Sidang kasus pemalsuan surat dan perbuatan tidak menyenangkan yang melibatkan Sutarjo dan Sudarmono, dua advokat sebagai terdakwa, dengan agenda keterangan saksi ahli, memberatkan.
Sebab, Sholehudin, saksi ahli dari Universitas Bhayangkara (Ubhara) dalam keterangannya, bahwa hak imunitas yang dimiliki semua profesi, tidak akan berlaku apabila melakukan pelanggaran pidana.
“Tidak hanya advokat. Seperti polisi, jaksa maupun hakim, tidak mempunyai hak imunitas apabila sedang berhadapan dengan pelanggaran hukum,” Sholehudin, Selasa (17/5/2016).
Dalam sidang ini, Mashudi selaku pelapor juga hadir dan menyerahkan salinan putusan Majelis Pemeriksa Wilayah Notaris (MPWN) Jawa Timur, yang selama ini keberadaannya dipermasalahkan oleh pihak penasehat hukum terdakwa.
Putusan bernomor 01/Pts/Mj.PWN.Prov.Jawa Timur/V/2016 itu, menyatakan bahwa laporan klien para terdakwa, yang ditujukan terhadap notaris Mashudi SH, M.Kn, tidak terbukti.
“Putusan MPWN Jatim, seakan membuktikan bahwa pengaduan yang dikirimkan kedua terdakwa kepada Pimpinan Majelis Pengawas Daerah (MPD) Notaris Gresik memang berisikan fitnah terhadap pelapor,” kata Hari Jaksa Penuntut Umum dari Kejaksaan Tinggi Jawa Timur.

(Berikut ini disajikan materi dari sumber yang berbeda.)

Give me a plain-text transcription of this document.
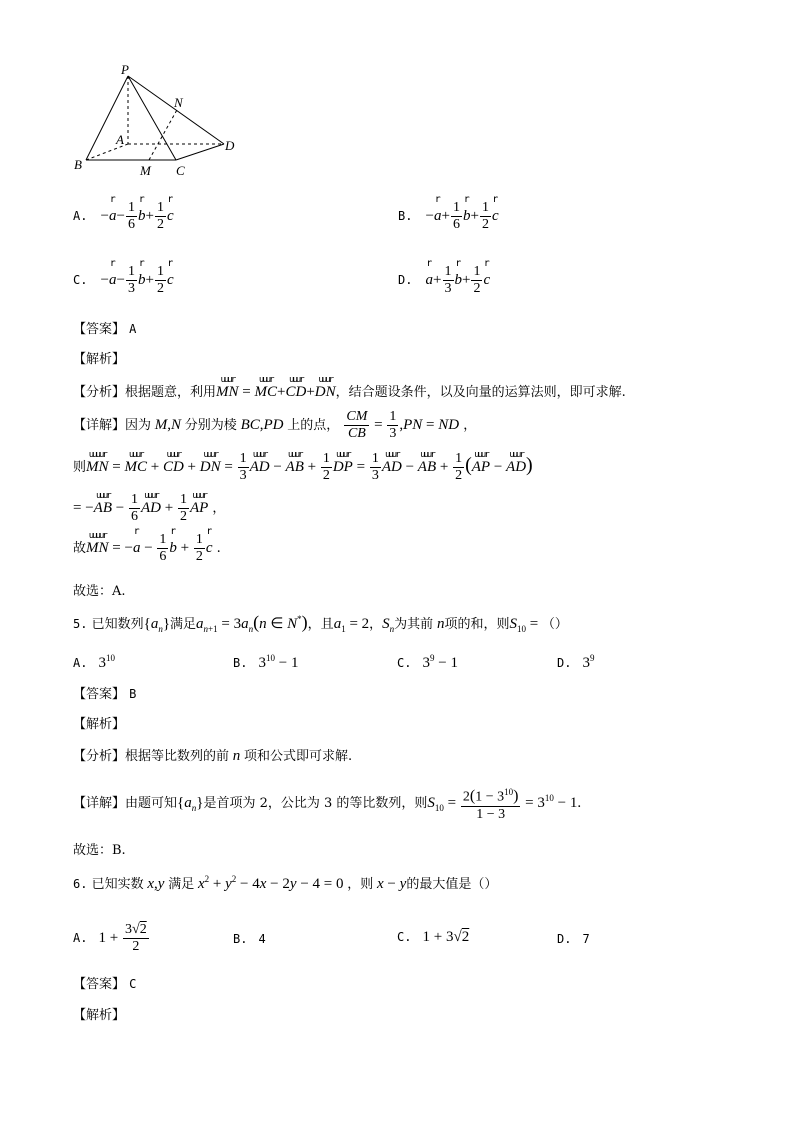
P
N
A	D
B	M C
A. −a
r
− $\frac{1}{6}$ b
r
+ $\frac{1}{2}$ c
r
B. −a
r
+ $\frac{1}{6}$ b
r
+ $\frac{1}{2}$ c
r
C. −a
r
− $\frac{1}{3}$ b
r
+ $\frac{1}{2}$ c
r
D. a
r
+ $\frac{1}{3}$ b
r
+ $\frac{1}{2}$ c
r
【答案】 A
【解析】
【分析】根据题意，利用MN
uuur
= MC
uuur
+CD
uuur
+DN
uuur
，结合题设条件，以及向量的运算法则，即可求解.
【详解】因为 M,N 分别为棱 BC,PD 上的点， $\frac{CM}{CB} = \frac{1}{3} ,PN$ = ND ，
则MN
uuuur
= MC
uuur
+ CD
uuur
+ DN
uuur
= $\frac{1}{3}$ AD
uuur
− AB
uuur
+ $\frac{1}{2}$ DP
uuur
= $\frac{1}{3}$ AD
uuur
− AB
uuur
+ $\frac{1}{2} (AP$
uuur
− AD
uuur )
= −AB
uuur
− $\frac{1}{6}$ AD
uuur
+ $\frac{1}{2}$ AP
uuur
，
故MN
uuuur
= −a
r
− $\frac{1}{6}$ b
r
+ $\frac{1}{2}$ c
r
.
故选：A.
5. 已知数列$\{a_n\}$满足$a_{n+1} = 3a_n(n$ ∈ N*)，且$a_1 = 2$，$S_n$为其前 n项的和，则$S_{10}$ = （）
A. $3^{10}$	B. $3^{10} - 1$	C. $3^9 - 1$	D. $3^9$
【答案】 B
【解析】
【分析】根据等比数列的前 n 项和公式即可求解.
【详解】由题可知$\{a_n\}$是首项为 2，公比为 3 的等比数列，则$S_{10} = \frac{2(1 - 3^{10})}{1 - 3} = 3^{10} - 1$.
故选：B.
6. 已知实数 x,y 满足 $x^2 + y^2 - 4x - 2y - 4 = 0$ ，则 x − y的最大值是（）
A. $1 + \frac{3√2}{2}$	B. 4	C. 1 + 3√2	D. 7
【答案】 C
【解析】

Sementara Jihad Arkanuddin Ketua Majelis Hakim menegaskan masih belum bisa mengabulkan permohonan penangguhan penahanan terdakwa. “Majelis belum mengabulkan permohonan penangguhan penahanan yang penasehat hukum ajukan. Sidang dilanjutkan pekan depan,” kata Jihad Arkanuddin.
Secara terpisah Mashudi mengaku, surat pengaduan itu dikirimkan kedua tersangka saat menjadi penasehat hukum Khoyana (tersangka dalam berkas terpisah, red), itu memang mengandung fitnah.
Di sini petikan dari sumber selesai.